The Global Positioning System (GPS) is a commonly used technology for locating positions on the earth. Both recreational users and professional surveyors share the capability of measuring all three dimensions of a particular point but not always with equal precision. Like the historic geodetic surveying methods that preceded it, GPS utilizes a network of satellites in space. But the man-made constellations used by GPS receivers is different from nature’s stars in that they actually send electronic signals toward earth that reference their scheduled position based on a broadcast almanac and the precise time the signal is being transmitted. The receiver of this signal uses that broadcast data to calculate the difference in time between the signal being sent to the time recorded on the handheld receiver in order to determine the local position. Many GPS receivers are also data collectors that can store measured points to be shared with other applications. Common data sharing formats include GPX or the simple Comma Separated Value (CSV). Here is a video on how to import GPX data into the ArcGIS software from Esri.

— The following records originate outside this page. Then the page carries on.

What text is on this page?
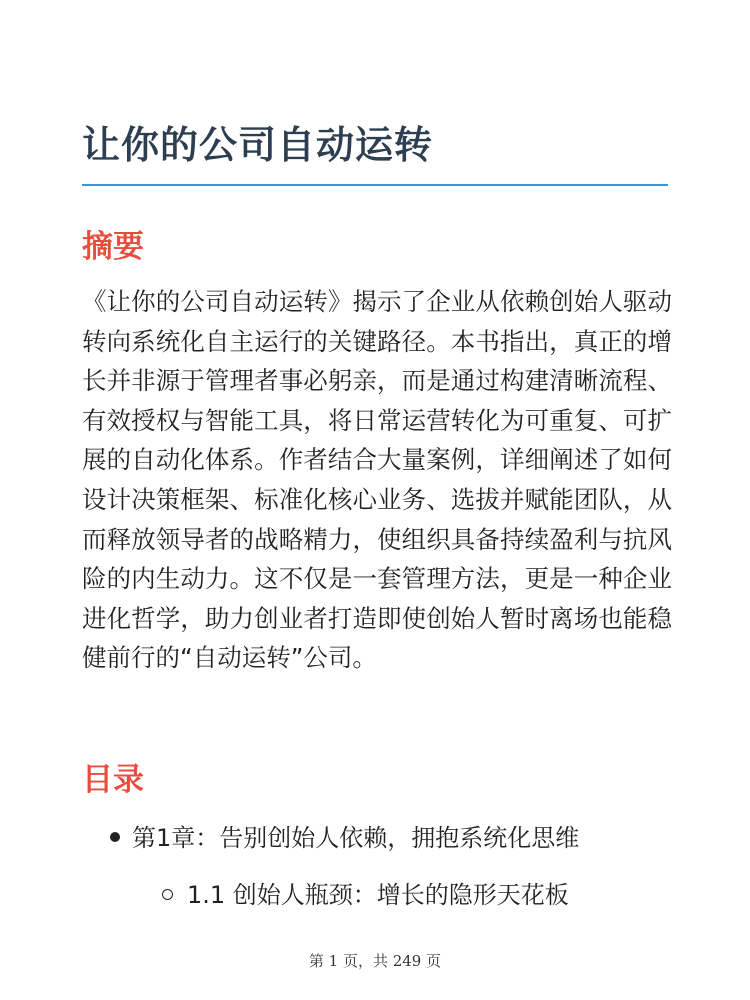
让你的公司自动运转
摘要

《让你的公司自动运转》揭示了企业从依赖创始人驱动转向系统化自主运行的关键路径。本书指出，真正的增长并非源于管理者事必躬亲，而是通过构建清晰流程、有效授权与智能工具，将日常运营转化为可重复、可扩展的自动化体系。作者结合大量案例，详细阐述了如何设计决策框架、标准化核心业务、选拔并赋能团队，从而释放领导者的战略精力，使组织具备持续盈利与抗风险的内生动力。这不仅是一套管理方法，更是一种企业进化哲学，助力创业者打造即使创始人暂时离场也能稳健前行的“自动运转”公司。

目录
第1章：告别创始人依赖，拥抱系统化思维
1.1 创始人瓶颈：增长的隐形天花板
第 1 页，共 249 页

GPS receivers vary in the quality of their clocks which can affect the precision of their derived position. Most devices are aware of their limitations and will be able to display the level of uncertainty in their measures. However, only more advanced devices can attempt to go further in actually accounting for errors such as atmospheric disturbances of the signal or even filter data in order to exclude confusing reflected signals thereby producing a more accurate measure. The quality of measures taken in the field are also a result of how directly the signal is received and how many different satellites can be compared effectively at a single moment. The configuration of GPS satellites is constantly changing but can be described through various dilution of precision (DOP) measures. It is best to schedule data collection whenever possible to ensure that the configuration is optimal over the geographic area you will be working. Many GPS units will include planning software to leverage the broadcast almanacs days ahead to determine the best time for data collection. As more satellites are added to the orbiting network, acceptable configurations become more widely available.
Another common strategy to improve the quality of GPS data collection is to compare the results from your handheld (“autonomous”) device with a local base station in order to apply a series of calculations known as differential correction in either real-time or as part of a post-processing procedure. Basically this process utilizes the random variations measured at a stationary point to remove a portion of the inherent error.